Akasha - Capítulo 4
A nave submarino pousou em Tzun, o planeta dos zadkeun, a espécie de Dazimok.
A área de Tzun aonde eles estavam possuía uma forte influência do Budismo, com uma grande área cercada por um muro de pedra. Dentro dela havia uma série de templos com telhado curvado para cima.
Árvores coloridas preenchiam boa parte da área, com o perfume de suas flores adocicando o local. Também haviam muitos zadkeuns caminhando ou voando pela área, alguns parando pra alimentar estranhos animais que viviam lá.
Ana ficou sem palavras diante de tanta beleza.
— É muito bonito aqui. — Comentou Douglas com um sorriso no rosto.
— Obrigado. — Respondeu Dazimok — Estamos trabalhando para que um dia o planeta inteiro seja assim.
— Muito bom. A propósito, o que vocês vão fazer com os bois que abduziram da Terra? Só agora me dei conta de que vocês não devolveram.
— Vamos abater e vender a carne.
— Ah. — Douglas não esperava aquela resposta. — Bom, eu acho que um churrasquinho de vez em quando não faz mal, né? — Tentou brincar.
“O Douglas parece bem mais leve desde que o Jogo Sagrado acabou”, pensou Ana. “Conversar com a tal da Izanami deve fazer muito bem pra ele”.
— Muito bem, vamos para o meu templo. — Disse Dazimok.
*
A tripulação da nave se reuniu em uma sala do templo gerenciado por Dazimok. Era uma sala simples, com decoração minimalista. Douglas e Ana se sentaram em almofadas no chão, de frente para Dazimok.
— Olha, eu não esperava que um planeta aonde o Rei Amarelo venceu pudesse ser tão agradável. — Comentou Ana.
— Fico lisonjeado. — Respondeu Dazimok — Mas como eu disse, essa é apenas uma fração do planeta.
O inseto limpou suas antenas antes de continuar.
— Vocês devem estar com muitas dúvidas a respeito de tudo o que está acontecendo. Acredito que o primeiro passo é explicar um pouco sobre a nossa situação.
— Por favor. — Disse Douglas.
— Bom, há séculos atrás houve uma grande crise sociopolítica nesta parte da galáxia, e um grupo militante de toruns budistas usou isso como uma oportunidade para impor à força a versão deles do Budismo sobre as diferentes espécies do setor, formando o que viria a ser o Império Torum.

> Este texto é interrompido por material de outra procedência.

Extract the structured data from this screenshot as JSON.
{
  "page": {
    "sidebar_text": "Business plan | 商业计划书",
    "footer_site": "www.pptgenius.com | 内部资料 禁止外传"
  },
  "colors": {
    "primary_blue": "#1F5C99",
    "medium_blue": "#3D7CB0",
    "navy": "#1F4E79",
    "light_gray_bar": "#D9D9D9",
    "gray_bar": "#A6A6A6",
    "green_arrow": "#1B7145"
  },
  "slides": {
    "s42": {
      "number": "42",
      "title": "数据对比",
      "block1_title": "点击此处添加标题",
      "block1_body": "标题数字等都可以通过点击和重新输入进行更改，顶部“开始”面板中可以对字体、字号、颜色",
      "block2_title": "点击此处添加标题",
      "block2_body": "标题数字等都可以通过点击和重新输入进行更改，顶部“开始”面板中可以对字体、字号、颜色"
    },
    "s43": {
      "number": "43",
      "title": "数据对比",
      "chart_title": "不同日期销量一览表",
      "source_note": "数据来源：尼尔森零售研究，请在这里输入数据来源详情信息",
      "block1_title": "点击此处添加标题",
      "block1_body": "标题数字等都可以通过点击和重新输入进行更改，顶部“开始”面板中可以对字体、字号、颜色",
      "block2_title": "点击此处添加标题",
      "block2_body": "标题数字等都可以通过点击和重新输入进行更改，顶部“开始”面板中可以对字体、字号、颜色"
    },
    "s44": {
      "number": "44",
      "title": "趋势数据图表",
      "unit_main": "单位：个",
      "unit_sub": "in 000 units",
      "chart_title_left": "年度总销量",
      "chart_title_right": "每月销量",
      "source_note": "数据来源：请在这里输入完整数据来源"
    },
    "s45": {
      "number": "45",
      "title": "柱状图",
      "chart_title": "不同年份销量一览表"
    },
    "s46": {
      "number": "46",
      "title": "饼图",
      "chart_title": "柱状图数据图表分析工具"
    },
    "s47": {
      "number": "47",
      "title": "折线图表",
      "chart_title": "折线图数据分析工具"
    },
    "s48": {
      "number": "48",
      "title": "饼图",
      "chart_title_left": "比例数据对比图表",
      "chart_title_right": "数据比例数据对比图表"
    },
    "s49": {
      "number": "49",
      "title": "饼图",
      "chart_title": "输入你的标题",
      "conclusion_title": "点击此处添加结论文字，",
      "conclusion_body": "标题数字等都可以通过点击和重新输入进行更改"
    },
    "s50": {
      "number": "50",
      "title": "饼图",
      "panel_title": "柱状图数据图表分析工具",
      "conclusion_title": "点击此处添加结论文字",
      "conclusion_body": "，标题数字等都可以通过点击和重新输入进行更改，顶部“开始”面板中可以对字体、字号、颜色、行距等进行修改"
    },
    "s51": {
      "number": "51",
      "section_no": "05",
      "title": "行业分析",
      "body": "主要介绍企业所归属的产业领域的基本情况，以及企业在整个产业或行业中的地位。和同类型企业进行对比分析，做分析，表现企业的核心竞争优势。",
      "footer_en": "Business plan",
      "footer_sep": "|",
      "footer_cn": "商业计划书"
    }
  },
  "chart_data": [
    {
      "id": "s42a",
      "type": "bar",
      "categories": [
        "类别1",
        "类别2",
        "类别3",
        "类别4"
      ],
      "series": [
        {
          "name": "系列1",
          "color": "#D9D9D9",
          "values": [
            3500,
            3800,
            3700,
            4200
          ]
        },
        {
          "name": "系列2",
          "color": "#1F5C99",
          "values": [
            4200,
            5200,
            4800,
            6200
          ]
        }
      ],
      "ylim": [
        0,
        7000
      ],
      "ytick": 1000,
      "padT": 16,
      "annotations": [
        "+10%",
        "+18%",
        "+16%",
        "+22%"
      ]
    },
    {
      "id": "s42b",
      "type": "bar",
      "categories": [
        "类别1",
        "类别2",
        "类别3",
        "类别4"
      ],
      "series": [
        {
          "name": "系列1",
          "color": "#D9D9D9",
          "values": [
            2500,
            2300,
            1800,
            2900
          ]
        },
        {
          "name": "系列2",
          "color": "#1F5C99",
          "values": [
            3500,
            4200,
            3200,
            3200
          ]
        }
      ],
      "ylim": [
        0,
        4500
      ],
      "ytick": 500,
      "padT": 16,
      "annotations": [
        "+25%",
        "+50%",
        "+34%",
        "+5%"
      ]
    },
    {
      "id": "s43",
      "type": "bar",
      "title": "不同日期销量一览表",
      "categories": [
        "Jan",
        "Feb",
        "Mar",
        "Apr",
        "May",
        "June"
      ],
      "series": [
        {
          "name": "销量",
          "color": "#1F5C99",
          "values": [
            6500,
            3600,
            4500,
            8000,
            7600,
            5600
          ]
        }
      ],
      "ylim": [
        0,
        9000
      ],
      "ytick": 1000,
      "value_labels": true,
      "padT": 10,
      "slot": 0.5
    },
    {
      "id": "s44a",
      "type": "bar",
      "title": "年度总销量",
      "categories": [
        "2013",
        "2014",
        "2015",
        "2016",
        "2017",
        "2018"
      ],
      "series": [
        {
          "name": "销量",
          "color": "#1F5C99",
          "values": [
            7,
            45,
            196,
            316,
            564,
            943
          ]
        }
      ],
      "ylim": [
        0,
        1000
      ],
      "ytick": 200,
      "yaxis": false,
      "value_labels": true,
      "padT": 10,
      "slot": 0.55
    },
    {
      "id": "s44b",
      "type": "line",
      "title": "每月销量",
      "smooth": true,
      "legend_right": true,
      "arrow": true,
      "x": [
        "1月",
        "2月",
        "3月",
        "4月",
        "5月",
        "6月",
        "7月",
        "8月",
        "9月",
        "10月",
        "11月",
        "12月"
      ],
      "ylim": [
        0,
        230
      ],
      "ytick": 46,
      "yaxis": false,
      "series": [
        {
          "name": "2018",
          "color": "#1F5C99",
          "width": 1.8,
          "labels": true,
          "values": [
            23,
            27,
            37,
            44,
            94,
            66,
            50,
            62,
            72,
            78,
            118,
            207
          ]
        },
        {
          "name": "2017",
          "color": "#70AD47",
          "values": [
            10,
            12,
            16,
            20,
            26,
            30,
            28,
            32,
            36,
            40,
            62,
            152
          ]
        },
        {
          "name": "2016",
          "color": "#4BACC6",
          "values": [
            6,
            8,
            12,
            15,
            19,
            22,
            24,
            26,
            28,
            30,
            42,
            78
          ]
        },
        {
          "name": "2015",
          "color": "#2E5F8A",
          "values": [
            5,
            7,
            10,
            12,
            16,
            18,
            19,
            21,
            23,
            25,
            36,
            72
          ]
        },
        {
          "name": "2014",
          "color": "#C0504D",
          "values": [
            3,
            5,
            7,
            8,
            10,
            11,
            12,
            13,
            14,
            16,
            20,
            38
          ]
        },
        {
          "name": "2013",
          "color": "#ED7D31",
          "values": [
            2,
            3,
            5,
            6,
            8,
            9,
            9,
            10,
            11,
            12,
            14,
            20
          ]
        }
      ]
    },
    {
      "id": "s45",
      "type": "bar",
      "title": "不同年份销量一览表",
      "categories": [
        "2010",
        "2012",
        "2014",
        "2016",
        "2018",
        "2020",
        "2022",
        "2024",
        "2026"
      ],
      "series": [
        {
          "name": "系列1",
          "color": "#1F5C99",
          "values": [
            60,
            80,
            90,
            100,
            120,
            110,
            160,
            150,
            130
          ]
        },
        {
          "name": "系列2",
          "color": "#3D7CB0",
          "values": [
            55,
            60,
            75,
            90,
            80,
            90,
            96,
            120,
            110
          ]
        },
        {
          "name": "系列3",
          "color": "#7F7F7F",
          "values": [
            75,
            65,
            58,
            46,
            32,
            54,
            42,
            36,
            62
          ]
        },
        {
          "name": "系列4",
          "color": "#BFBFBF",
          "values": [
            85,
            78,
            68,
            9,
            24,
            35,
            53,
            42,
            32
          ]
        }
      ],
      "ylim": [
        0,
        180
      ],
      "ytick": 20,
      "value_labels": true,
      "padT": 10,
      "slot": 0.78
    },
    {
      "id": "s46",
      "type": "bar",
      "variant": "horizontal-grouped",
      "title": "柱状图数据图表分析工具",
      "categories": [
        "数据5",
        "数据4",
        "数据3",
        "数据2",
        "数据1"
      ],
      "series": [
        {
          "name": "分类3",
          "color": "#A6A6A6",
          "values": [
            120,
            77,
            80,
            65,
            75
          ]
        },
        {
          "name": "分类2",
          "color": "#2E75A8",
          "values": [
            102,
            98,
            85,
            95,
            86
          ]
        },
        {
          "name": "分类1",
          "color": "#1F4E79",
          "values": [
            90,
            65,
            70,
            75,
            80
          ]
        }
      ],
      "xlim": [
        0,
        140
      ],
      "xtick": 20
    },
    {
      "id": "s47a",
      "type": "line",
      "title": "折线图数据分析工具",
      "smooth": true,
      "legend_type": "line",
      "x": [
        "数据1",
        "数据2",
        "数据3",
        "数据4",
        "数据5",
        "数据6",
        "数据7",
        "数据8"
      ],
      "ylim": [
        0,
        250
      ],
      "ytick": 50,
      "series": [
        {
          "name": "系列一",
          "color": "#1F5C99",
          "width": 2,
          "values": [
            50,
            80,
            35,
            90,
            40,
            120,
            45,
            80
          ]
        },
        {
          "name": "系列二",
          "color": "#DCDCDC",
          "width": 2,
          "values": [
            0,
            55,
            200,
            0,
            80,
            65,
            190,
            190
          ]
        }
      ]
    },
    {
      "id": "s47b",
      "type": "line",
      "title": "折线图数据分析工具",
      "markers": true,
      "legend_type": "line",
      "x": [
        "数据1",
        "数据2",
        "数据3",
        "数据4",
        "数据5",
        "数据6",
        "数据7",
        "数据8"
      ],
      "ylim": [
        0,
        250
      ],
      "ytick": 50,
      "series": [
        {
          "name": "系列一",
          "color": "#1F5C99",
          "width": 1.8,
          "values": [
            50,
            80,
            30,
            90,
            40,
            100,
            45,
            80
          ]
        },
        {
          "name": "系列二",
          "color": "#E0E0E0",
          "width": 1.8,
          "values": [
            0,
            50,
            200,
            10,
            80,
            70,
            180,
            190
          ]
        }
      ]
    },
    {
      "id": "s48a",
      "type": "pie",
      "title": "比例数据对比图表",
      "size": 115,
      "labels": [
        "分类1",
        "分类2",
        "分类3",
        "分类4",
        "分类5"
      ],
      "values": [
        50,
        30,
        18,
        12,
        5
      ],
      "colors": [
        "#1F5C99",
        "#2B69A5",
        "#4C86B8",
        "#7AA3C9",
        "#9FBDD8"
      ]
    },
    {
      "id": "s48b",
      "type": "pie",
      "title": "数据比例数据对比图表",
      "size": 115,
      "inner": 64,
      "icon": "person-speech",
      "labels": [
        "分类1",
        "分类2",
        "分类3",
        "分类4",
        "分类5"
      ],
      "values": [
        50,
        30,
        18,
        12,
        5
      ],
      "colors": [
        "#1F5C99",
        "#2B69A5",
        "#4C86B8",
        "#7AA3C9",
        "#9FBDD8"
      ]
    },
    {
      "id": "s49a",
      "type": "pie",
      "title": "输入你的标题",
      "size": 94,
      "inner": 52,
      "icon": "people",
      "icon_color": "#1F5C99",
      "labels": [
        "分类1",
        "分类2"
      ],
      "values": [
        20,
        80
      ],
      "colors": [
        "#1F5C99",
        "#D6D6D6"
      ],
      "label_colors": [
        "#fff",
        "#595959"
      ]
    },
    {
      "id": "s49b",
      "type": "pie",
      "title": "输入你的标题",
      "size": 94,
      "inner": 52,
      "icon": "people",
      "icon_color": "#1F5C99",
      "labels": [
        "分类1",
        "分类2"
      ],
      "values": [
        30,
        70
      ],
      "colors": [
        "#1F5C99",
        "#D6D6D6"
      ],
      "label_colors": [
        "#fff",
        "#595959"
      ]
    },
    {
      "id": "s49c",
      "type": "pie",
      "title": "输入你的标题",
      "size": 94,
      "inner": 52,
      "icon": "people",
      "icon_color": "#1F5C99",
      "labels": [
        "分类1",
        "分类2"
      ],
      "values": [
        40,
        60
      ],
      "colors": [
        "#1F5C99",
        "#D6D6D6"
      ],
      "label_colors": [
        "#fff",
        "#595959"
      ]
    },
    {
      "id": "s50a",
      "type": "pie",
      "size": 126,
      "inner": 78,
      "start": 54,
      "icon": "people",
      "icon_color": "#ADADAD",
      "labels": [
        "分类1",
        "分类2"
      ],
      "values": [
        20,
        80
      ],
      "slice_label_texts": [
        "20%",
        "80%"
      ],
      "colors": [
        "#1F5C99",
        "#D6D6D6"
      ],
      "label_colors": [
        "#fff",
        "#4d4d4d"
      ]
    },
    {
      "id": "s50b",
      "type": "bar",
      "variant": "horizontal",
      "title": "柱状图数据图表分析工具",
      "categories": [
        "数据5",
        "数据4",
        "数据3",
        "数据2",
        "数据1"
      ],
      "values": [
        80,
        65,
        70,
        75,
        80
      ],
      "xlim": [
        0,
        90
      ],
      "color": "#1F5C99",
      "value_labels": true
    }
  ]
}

Dazimok abriu e fechou as asas.
— Mais tarde houve uma guerra civil pela sucessão ao trono, e ambos os candidatos acabaram mortos. Isso abriu caminho para mais guerras, com toruns buscando poder e as espécies dominadas buscando libertação.
— O que é “torum”, afinal? — Perguntou Ana.
— É uma das espécies do setor. — Respondeu Plassan, se intrometendo na conversa — Eu sou uma narolet, Dazimok é um zadkeun, Kadmek é um gunetak e Bib e Bob são joidnits. Nós tínhamos uma torun na equipe como piloto da nave, mas ela não conseguiu se encaixar, então foi dispensada.
Houve um pouco de silêncio. Douglas encarou o oratório atrás de Dazimok, aonde se encontrava o seu Gohonzon.
— E quanto a eu ser um Buda? Vai me explicar sobre isso?
Dazimok riu de leve.
— Sim, já estava nos meus planos. Você é a reencarnação de um bodisatva torum que existiu há muito tempo atrás, bem antes da crise acontecer. Nós o conhecemos apenas como “O Bodisatva Distante”. De acordo com uma das escrituras, ele estava destinado a alcançar a iluminação após renascer em um mundo distante, como filho de uma deusa da morte.
Douglas demorou um pouco para absorver a informação.
— Uau… Alguns deuses da Terra já me disseram que sou a reencarnação de um alien, mas ouvir isso dos próprios aliens é um negócio que eu não sei o que pensar. Me sinto virado do avesso.
Ana colocou a mão em cima do ombro do ex-peguete.
— Tem uma coisa que eu queria saber — Douglas retomou a conversa — Este planeta está sob influência dos Alkhez, né? Falaram pra gente na Terra que os Alkhez estão acima de todos os deuses. Isso inclui os Budas?
Aquela pergunta chamou a atenção de todos na sala.
— Ah, essa é uma ótima pergunta! — Falou Dazimok, animado. — Tudo o que sabemos é que os Alkhez e os Budas estão em um confronto pela influência do cosmos.
— Interessante. — Comentou Douglas — Uma outra coisa que me deixou curioso: Como é o mundo lá fora? Que tipo de planeta o vencedor do Jogo Sagrado daqui criou? Eu gostaria de conhecer o vencedor também.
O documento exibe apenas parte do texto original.